After three minutes in an office, whose owner was said to be in the Lands office in Kampala, the Commission marched to the ICT section. Bamugemereire knocked at the door expecting to take the occupants by surprise but Banumba came in first and placed his fingers on the electronic access devise to usher in the commissioner.
It was 11:03 am. Two ICT officers, Henry Mugume and Ahumuza Patience were already at work. The two are charged with verifying expiring leases among others. Joyce Habasa, a Commissioner and Surveyor by profession asked the duo several questions. Justice Bamugemereire, who was seated behind Mugume’s computer, asked how the computerization of land titles was going on. Jackson Mukaga finally arrived to join the meeting in the ICT section.
The World Bank-funded land title computerization project has been criticized by some of the witnesses that have appeared before the Commission of Inquiry. After about fifteen minutes at the ICT section, Bamugemereire and her team decide to return to the Customer Care Section located down stairs where they found a seemingly dissatisfied, Rose Namazi. She has spent close to six months trying to secure her land title from possible fraud.
Namazi, dressed in a green dotted gomesi was seated at the reception holding a copy of her land titles. She was planning to walk out of the Office when Justice Bamugemereire stormed the customer care unit.

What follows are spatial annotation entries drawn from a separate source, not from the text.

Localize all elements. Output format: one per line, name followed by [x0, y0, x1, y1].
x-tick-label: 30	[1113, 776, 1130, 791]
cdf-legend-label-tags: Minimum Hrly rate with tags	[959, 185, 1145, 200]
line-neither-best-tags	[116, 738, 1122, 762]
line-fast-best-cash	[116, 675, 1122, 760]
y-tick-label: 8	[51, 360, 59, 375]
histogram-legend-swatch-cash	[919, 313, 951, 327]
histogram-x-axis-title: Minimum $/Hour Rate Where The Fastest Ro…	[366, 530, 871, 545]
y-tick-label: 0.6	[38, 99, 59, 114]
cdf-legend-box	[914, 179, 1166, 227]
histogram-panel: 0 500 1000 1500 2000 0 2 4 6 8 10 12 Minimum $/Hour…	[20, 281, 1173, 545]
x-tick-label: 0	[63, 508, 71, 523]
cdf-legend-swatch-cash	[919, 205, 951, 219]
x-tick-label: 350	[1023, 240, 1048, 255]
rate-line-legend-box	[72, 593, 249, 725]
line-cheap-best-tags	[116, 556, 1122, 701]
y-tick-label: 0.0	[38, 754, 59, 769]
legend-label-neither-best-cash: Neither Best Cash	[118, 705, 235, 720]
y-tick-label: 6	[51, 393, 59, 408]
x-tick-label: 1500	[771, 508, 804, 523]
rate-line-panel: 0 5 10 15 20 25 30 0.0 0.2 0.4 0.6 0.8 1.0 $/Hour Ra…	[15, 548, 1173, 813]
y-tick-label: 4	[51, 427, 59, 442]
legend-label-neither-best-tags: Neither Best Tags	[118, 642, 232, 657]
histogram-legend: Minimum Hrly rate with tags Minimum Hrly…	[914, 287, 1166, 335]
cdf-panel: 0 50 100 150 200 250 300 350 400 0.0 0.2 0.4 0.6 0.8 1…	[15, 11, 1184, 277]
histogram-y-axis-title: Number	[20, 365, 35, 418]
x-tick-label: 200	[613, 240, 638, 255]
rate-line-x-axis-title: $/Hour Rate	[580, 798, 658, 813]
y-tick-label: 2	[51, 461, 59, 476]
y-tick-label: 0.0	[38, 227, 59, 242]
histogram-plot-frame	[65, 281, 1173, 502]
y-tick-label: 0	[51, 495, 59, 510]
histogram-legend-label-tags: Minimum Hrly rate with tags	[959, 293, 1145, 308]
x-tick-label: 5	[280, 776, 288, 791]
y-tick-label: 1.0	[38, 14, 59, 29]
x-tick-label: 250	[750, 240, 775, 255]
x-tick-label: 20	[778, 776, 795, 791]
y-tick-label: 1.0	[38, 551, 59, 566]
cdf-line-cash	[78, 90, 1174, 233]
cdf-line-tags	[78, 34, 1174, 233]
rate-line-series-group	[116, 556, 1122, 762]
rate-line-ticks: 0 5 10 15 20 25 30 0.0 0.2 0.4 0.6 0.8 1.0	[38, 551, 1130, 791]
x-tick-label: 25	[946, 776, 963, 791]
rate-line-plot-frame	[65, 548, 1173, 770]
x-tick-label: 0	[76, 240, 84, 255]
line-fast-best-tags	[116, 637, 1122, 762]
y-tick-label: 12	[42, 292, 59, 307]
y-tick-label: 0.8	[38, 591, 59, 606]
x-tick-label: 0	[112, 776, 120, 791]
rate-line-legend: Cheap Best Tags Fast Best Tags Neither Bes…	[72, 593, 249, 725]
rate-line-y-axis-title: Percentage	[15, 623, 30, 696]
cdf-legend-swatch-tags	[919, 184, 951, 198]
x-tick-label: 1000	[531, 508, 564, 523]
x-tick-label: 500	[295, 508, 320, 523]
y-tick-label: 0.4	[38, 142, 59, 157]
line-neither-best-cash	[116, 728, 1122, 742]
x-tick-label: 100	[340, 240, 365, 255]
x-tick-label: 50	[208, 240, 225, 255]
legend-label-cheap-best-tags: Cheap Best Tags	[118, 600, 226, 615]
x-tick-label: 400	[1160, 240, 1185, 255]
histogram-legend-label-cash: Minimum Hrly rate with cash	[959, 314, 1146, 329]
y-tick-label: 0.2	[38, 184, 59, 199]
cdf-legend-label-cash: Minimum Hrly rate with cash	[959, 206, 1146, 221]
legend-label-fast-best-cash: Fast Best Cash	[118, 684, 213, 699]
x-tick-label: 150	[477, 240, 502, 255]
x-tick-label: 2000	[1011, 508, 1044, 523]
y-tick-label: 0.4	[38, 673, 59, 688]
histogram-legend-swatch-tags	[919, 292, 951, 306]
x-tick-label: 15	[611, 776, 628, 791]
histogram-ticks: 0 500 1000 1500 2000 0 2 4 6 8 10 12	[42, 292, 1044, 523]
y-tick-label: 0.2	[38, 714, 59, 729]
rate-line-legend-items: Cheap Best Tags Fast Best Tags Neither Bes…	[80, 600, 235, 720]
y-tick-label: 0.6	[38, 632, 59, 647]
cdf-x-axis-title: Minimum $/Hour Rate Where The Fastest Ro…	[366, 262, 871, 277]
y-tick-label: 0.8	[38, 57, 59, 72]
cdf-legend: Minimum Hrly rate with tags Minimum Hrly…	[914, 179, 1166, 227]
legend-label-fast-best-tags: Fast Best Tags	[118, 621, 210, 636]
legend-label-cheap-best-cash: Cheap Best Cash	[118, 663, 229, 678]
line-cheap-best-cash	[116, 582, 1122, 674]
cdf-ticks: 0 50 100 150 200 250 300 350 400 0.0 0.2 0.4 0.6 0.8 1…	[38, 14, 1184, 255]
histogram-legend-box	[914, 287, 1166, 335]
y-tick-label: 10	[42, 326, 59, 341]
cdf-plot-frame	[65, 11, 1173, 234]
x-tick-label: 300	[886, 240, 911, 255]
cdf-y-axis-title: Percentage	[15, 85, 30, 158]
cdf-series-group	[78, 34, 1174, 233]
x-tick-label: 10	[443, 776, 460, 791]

The 75-year old woman had gone to seek information on whether she should surrender her land title to the heir. According to Namazi, the heir had asked her to surrender the land title to him claiming that his five-acre piece of land was wrongfully annexed to hers.
Namazi said she was uncomfortable to surrender the title fearing that her land would be stolen. Andrew Mwanje, a Customer Care Officer at the office had advised the old lady to seek services of a lawyer or a surveyor.
Mukaga promised to personally follow up Namazi’s matter. With Namazi’s issues almost done, the Commission was led to the Zone’s Lands strong room. The strong room holds tens of thousands of land titles from Kyadondo and Busiro area stored on shelves. Mukaga told the Commission that the Zone needs a bigger strong room since the current one has no room left because of the numerous land title subdivisions.
He explained that the many real estate dealers and land brokers are partly to blame for the space issues since they rank high in applying to subdivide land titles. From the strong room, the Commission visited other officers on duty, who they found more prepared. Bamugemeriere directed the officers to furnish her Commission with a number of documents.
The Commissioner returned to Wakiso court at a quarter to 1:00 o’clock to address some of the district officials including the Chief Administrative Officer, Luke Lokuda.
Lokuda told the Commission that Wakiso with about two million people is urbanizing so fast in all its four municipalities. He said over 70 percent of land transactions in Uganda are in Wakiso district.
Lokuda said land in Waksio is mostly owned by Buganda Kingdom, adding that most of the local governments there don’t own the land they seat on. Bamugemereire explained that their decision to seat in Wakiso district and the impromptu visit to the Land office were meant to help the commission feel the real issues on the ground.
Wakiso is home to eighty percent of the country’s wetlands. The district is one of those with serious conflicts between landlords and their tenants. Every judicial officer at Wakiso has over two hundred land cases.
Information from court indicates that the land cases at the district outweigh criminal cases. The worst bit of it is that the rate of land disputes tends to inform the type of crimes that happen in Wakiso.